Riding out the storm
23 Aug 2012
Last night, just as I was congratulating myself on having had a reasonably calm afternoon and beginning to hope for plain sailing through the night, my temperature spiked to almost 39 degrees (worryingly high I was told).
The nurses immediately manned the boat-stations. They told me they'd be giving me paracetamol which would bring on sweats and that soon I'd be awash in a pool of my own perspiration. It's always good to be forewarned although I didn't have the energy to change out of my still fairly clean-on PJ trews and T-shirt (when you catch me in a hospital gown you'll know I'm in trouble). Sure enough - like sailing into a tropical storm - I was soon heading deep into another of my frequent raging fevers.
After maybe an hour (I had little idea of time passing) all my pillows, sheets, and my clothes were thoroughly soaked. The nurses leapt to action. While I clung onto the life raft of my bedside chair, they re-rigged the bed: completely new, crisp sheets and pillows.
I returned to the helm but the stormy waters were still crashing about me. After another vortex of time, I was every bit as drenched as before. Undaunted the nurses rapidly changed all the bedclothes again.
Then as the waters subsided slightly, the coughing began. Great big retches from the depths if my lungs. Lots of greenish fluid running from this almost drowned man. Exhausted, I coughed, spluttered, spat, and retched like someone possessed (at least that's how it felt to me in my confused and weary fever).
Then, gratefully, I succumbed to sleep. I woke some time later, once again soaked right through but feeling like the shipwreck survivor thrown up on a safe shore.
This was the worst of these fevers I've had since they began about a month ago. Maybe, just maybe, that means a turning point as the antibiotics do their work. My temperature was back to normal. After breakfast I felt so much better that, later in the morning, the lovely physio agreed to take me for a walk beyond the ward, so long as I was attached to an oxygen cylinder. I even got outside into the garden. Now I'm planning an ambitious trip to the gym and - joy of joys for a cyclist - the static bike.

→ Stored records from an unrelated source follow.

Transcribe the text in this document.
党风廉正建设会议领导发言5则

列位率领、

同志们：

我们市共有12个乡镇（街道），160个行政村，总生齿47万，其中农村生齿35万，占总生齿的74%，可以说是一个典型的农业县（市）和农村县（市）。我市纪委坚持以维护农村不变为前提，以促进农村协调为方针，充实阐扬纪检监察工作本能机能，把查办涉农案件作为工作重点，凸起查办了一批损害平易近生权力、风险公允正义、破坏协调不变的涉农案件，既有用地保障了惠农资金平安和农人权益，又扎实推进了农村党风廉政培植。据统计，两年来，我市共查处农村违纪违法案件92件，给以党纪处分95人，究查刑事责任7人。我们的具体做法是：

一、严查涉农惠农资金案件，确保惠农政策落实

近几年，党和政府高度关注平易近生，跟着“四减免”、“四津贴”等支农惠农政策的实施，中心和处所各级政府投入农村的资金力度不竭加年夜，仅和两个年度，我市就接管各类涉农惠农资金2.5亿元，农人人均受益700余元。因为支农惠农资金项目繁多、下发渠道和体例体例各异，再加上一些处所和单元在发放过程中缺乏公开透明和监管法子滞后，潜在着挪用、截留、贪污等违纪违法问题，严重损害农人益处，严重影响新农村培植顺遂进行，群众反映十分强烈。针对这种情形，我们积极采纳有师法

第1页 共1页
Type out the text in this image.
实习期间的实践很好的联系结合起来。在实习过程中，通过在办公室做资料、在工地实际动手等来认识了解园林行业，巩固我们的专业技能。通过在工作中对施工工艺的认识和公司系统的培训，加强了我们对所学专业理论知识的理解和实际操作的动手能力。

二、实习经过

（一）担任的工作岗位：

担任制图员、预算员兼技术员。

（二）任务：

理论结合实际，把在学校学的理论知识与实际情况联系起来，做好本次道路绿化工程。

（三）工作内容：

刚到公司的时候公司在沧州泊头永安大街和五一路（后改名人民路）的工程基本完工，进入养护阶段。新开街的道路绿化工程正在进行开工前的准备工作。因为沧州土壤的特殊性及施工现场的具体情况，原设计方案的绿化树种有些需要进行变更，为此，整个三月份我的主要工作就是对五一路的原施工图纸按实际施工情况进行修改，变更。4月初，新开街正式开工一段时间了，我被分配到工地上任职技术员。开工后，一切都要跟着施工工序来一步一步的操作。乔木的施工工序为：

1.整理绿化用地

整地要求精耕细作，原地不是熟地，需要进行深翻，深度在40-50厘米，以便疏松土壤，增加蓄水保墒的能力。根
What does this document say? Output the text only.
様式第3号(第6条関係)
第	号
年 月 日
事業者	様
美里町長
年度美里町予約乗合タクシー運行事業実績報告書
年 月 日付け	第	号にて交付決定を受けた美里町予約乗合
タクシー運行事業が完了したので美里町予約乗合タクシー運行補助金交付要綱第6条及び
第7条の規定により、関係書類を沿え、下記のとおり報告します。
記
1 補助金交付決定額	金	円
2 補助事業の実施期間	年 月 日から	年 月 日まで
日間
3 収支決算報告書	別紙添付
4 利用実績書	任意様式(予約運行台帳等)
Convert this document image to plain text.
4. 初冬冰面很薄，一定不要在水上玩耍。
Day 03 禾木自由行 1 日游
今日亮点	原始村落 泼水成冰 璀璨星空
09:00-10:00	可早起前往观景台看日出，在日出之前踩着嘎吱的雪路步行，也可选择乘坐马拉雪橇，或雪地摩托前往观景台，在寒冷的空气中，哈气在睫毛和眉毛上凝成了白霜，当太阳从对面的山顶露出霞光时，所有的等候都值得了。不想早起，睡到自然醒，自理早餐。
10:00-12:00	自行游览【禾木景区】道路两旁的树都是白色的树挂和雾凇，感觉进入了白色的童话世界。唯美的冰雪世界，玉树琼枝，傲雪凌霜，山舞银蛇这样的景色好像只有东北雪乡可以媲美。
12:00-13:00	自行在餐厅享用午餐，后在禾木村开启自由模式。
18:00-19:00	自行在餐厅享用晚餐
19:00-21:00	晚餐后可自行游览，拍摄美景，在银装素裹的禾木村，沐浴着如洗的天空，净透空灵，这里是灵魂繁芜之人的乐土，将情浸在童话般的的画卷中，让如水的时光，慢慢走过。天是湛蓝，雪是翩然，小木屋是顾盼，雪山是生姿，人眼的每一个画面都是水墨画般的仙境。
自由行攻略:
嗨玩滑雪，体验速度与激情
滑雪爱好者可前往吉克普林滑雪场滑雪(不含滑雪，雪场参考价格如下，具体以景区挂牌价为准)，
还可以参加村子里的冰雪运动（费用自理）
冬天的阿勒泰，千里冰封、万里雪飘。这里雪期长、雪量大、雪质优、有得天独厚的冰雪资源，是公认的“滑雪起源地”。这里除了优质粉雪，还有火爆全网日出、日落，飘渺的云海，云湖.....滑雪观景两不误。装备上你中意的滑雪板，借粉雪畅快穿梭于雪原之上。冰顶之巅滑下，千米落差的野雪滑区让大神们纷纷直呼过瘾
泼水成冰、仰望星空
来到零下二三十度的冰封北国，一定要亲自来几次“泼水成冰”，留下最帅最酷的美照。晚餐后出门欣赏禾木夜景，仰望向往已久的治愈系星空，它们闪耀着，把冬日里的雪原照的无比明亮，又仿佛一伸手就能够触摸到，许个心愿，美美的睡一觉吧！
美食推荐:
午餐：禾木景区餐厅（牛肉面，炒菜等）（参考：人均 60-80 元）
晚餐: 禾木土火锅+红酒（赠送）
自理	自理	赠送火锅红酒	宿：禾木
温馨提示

I'm so well looked after here. In my last hospital I just got through these fevers like a lone sailor, spreading towels beneath me to try to save the pillows and sheets, and only getting new bedclothes at the usual time each day. I have to pinch myself and keep reminding myself that the Royal Marsden is not a private hospital.
PS once again thank you for the lovely messages. I read every one and just wish I had the energy to write back to you individually. Apologies for some sloppiness in the editing. The device I'm using doesn't always do what I want it to, particularly when I try to jump back and forth in the text. Or it could just be user error and hospital brain.